Fish-shaped trash bin unveiled at Iron Pier Beach

The Riverhead Anti-Litter Committee and Riverhead Town officials unveiled the Fish trash receptacle Monday afternoon at Iron Pier Beach in Jamesport — the first of its kind on Long Island. 

Designed by local artist and sculptor Clayton Orehek, the 4-foot by 6-foot wire container is designed to encourage beachgoers to “feed the fish” by properly disposing of their recyclable containers. 

“We hope it inspires everybody to keep our beaches clean and increase awareness,” said Deborah Wetzel, chair of the Riverhead Anti-Litter Committee. 

Ms. Wetzel said following a trash cleanup effort last spring, she was contacted by National Grid about community grant money the power company wanted to donate to help her organization with its mission. 

The committee members convened and one member, Jeanne Fallot, brought up the idea of a trash receptacle shaped like a fish. During her research, she came across “Yoshi” and “Goby the Fish” — two fish-shaped sculptures that were installed in India and Vietnam, respectively, with the same goal of encouraging the public to reduce ocean and beach pollution. 
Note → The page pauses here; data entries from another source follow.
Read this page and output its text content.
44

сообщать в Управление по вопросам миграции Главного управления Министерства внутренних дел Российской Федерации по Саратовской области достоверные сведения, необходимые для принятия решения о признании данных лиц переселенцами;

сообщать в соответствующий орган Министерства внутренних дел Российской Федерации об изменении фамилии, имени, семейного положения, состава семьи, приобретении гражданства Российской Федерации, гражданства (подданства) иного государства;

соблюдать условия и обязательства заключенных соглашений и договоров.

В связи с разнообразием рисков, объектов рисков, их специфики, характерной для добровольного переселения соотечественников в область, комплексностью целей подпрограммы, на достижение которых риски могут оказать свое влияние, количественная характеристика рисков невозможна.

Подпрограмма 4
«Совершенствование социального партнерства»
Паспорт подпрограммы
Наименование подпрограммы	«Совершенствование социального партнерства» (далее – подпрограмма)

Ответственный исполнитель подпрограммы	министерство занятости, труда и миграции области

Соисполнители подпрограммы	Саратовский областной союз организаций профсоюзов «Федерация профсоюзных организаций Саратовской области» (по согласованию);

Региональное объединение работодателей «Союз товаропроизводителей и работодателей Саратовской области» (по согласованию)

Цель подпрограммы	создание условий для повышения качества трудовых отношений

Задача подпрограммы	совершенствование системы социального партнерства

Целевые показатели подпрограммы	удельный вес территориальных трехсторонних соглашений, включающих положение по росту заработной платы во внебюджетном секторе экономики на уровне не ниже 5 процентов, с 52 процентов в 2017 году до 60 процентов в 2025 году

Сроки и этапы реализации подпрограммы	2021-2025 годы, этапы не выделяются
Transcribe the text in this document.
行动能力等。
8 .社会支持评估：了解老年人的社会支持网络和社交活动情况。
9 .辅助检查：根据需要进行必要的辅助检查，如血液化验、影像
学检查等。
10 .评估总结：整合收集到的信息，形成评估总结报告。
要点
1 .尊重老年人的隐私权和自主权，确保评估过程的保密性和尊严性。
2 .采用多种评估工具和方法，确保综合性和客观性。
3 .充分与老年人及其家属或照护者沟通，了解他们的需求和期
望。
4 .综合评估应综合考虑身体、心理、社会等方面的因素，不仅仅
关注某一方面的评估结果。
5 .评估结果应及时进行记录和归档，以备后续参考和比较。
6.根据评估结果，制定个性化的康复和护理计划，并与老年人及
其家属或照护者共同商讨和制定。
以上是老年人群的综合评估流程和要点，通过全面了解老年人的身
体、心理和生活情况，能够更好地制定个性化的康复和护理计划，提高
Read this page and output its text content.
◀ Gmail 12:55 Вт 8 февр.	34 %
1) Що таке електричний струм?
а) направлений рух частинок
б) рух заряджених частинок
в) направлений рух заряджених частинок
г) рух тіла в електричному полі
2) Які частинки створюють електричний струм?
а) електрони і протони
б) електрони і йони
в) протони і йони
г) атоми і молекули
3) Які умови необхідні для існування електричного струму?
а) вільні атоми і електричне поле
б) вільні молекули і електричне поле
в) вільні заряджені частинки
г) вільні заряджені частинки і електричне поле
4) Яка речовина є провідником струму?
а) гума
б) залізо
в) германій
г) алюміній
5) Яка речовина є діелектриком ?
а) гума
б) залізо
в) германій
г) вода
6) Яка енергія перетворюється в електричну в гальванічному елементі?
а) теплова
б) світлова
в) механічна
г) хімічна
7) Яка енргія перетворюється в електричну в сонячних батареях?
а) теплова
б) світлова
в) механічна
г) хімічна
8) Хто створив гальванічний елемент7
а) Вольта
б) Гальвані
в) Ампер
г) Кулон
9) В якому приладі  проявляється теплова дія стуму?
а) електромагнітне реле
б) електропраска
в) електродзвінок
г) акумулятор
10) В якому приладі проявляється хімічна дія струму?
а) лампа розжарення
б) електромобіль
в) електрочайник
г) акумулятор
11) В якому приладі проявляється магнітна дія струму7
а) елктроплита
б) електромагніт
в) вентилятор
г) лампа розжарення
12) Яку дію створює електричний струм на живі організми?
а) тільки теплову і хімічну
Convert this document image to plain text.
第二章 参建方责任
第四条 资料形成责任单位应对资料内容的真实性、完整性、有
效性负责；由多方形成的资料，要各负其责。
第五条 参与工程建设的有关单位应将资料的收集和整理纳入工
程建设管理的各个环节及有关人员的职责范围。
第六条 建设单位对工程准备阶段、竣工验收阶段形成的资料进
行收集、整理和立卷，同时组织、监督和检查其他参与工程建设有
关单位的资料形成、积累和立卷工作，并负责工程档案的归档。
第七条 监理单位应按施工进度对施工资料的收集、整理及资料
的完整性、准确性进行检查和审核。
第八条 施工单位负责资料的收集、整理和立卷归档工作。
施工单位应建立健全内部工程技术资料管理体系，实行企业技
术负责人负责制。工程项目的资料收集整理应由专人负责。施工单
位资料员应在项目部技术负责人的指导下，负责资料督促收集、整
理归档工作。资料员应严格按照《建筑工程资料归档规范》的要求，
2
After several meetings with the Riverhead parks department and Mr. Orehek, the committee agreed the fish-shaped trash bin would reside at Iron Pier Beach. National Grid awarded the town a grant of roughly $4,300 to complete the project. 

Riverhead Town Councilman Robert Kern said seeing Mr. Orehek’s seahorse sculpture exhibit at the 2021 Reflextions Art in the Park event at Grangebel Park convinced him the Riverhead artist would be the ideal candidate for the job. 

“He’s just an amazing artist and craftsman,” Mr. Kern said. “I’m really hoping kids will want to grab cans and bottles and feed the fish.” 

Mr. Orehek said his portfolio includes mostly public sculptures and artwork, so when he was approached with the idea of the trash receptacle, he said he wanted to create a “substantial” piece. 

There were several factors the artist needed to consider, such as ensuring the sculpture could hold a substantial amount of trash and be easy to empty. 

To address this, he said when it is time to remove the contents, the tail can be unlocked and the fish can be tipped onto its fins so the cans and bottles can slide out of its mouth into a bag. 

To go the extra, eco-friendly mile, Mr. Orehek said he tried to use as many sustainable materials as possible to craft the sculpture. For example, the mesh body is made from recycled plastic and the fish’s eyes are made of solar-powered landscape lights, which light up at night. 

Although there are no specific projects in the works currently, the Anti-Litter Committee is hoping to add more similar receptacles around town in the future. 

“I think when I see people using it, that’s going to feel good,” Mr. Orehek said. “[I hope] it will make people mindful to keep the place cleaner.”